HMRC failed to answer 45% of its taxpayers’ calls as it continues to suffer from a “declining spiral” of its customer service, the National Audit Office (NAO) revealed.
Those patient enough to wait for an adviser to answer were forced to wait 23 minutes on average, a sharp surge from the typical five-minute wait time recorded in 2019.
All in all, this added up to 798 years of waiting on the phone, soaring compared to the 365 years on hold in the prior year.
NAO said HMRC had limited its telephone services to “manage its workload” but claimed the cost-cutting measures, which have pushed Brits to use online alternatives, had failed to offer a “like-for-like replacement”.
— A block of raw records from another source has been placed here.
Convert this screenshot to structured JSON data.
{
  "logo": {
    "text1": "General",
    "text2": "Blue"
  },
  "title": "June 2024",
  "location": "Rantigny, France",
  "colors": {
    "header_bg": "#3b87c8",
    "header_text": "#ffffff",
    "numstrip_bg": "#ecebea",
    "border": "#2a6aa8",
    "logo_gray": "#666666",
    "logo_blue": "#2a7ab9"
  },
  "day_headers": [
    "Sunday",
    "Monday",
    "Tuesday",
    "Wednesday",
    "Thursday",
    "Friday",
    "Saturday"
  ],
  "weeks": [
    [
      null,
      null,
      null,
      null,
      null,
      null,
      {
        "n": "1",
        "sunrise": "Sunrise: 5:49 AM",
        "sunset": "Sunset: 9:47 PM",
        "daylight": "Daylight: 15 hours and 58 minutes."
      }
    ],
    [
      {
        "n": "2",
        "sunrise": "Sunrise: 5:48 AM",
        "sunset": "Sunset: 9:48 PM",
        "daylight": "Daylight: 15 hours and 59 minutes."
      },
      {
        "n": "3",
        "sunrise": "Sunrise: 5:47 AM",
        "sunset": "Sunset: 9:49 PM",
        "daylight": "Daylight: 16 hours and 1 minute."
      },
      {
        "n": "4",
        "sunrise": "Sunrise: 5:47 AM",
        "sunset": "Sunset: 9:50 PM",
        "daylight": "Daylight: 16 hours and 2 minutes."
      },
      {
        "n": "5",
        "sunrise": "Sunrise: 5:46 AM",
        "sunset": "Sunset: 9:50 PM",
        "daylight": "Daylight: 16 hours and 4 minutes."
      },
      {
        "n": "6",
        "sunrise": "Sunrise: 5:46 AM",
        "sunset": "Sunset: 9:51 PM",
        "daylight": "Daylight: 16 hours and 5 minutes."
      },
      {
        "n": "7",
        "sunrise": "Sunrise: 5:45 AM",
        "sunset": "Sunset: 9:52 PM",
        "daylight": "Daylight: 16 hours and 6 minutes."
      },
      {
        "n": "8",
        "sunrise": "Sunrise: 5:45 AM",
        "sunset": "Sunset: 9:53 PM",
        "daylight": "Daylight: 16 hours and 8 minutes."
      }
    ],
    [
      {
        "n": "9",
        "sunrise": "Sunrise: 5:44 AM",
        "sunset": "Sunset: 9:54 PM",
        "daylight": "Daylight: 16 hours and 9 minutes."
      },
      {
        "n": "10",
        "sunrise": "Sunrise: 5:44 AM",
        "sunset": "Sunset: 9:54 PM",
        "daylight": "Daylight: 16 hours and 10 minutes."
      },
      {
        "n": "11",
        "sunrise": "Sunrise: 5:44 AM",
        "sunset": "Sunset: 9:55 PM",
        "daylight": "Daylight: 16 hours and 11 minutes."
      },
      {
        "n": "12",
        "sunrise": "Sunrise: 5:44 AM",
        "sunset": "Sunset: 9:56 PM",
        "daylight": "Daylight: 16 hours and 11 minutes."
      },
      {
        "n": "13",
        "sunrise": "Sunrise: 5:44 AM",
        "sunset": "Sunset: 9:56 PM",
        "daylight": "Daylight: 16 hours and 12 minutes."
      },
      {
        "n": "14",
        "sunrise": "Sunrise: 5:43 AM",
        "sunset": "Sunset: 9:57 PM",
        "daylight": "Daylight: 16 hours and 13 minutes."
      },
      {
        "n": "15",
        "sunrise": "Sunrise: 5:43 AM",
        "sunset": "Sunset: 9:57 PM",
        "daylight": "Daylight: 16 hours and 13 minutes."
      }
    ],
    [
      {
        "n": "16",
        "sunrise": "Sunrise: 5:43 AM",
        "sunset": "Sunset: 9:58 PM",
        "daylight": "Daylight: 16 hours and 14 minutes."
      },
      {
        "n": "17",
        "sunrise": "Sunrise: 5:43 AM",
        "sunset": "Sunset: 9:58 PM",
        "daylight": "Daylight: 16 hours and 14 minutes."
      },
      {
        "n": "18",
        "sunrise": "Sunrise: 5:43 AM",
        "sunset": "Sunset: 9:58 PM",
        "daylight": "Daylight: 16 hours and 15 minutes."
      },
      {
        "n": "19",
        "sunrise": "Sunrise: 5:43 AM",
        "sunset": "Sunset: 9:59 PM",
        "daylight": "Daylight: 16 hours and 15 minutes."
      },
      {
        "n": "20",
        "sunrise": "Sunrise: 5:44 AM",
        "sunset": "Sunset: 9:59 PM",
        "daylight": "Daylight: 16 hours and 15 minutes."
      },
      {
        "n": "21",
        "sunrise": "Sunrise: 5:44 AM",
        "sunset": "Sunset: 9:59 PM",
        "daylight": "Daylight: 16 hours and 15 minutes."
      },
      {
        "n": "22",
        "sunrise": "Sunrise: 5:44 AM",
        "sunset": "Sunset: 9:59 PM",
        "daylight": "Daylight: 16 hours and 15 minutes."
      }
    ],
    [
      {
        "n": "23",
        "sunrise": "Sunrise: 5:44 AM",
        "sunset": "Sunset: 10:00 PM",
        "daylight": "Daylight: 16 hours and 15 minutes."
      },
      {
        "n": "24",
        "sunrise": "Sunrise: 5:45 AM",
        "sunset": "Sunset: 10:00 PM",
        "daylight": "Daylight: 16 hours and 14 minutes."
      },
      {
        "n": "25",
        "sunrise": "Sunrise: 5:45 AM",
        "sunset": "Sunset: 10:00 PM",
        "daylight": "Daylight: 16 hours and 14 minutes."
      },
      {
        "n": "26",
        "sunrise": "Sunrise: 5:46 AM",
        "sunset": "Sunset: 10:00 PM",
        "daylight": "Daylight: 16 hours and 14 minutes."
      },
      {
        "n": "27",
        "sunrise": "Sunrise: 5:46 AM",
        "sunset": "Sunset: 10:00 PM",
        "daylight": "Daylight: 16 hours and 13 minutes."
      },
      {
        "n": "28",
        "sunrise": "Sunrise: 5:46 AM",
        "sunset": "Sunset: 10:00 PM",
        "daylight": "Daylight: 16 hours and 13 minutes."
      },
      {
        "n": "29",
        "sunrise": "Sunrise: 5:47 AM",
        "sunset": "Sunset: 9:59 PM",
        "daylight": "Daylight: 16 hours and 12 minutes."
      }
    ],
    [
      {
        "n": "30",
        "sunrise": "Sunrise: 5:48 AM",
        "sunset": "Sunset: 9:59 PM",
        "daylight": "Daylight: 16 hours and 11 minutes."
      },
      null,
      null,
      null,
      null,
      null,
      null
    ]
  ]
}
Using HMRC’s new digital assistant, the auditing body found that less than half of the queries could be completed.
Over the last four years, the government’s tax office has slashed its frontline workforce by around 9%, a move the NAO believes was made without considering the effectiveness of its digital services.
HMRC had been planning to close down four of its helplines permanently in a bid to shave costs and move staff to new divisions, but this decision was vetoed by chancellor Jeremy Hunt.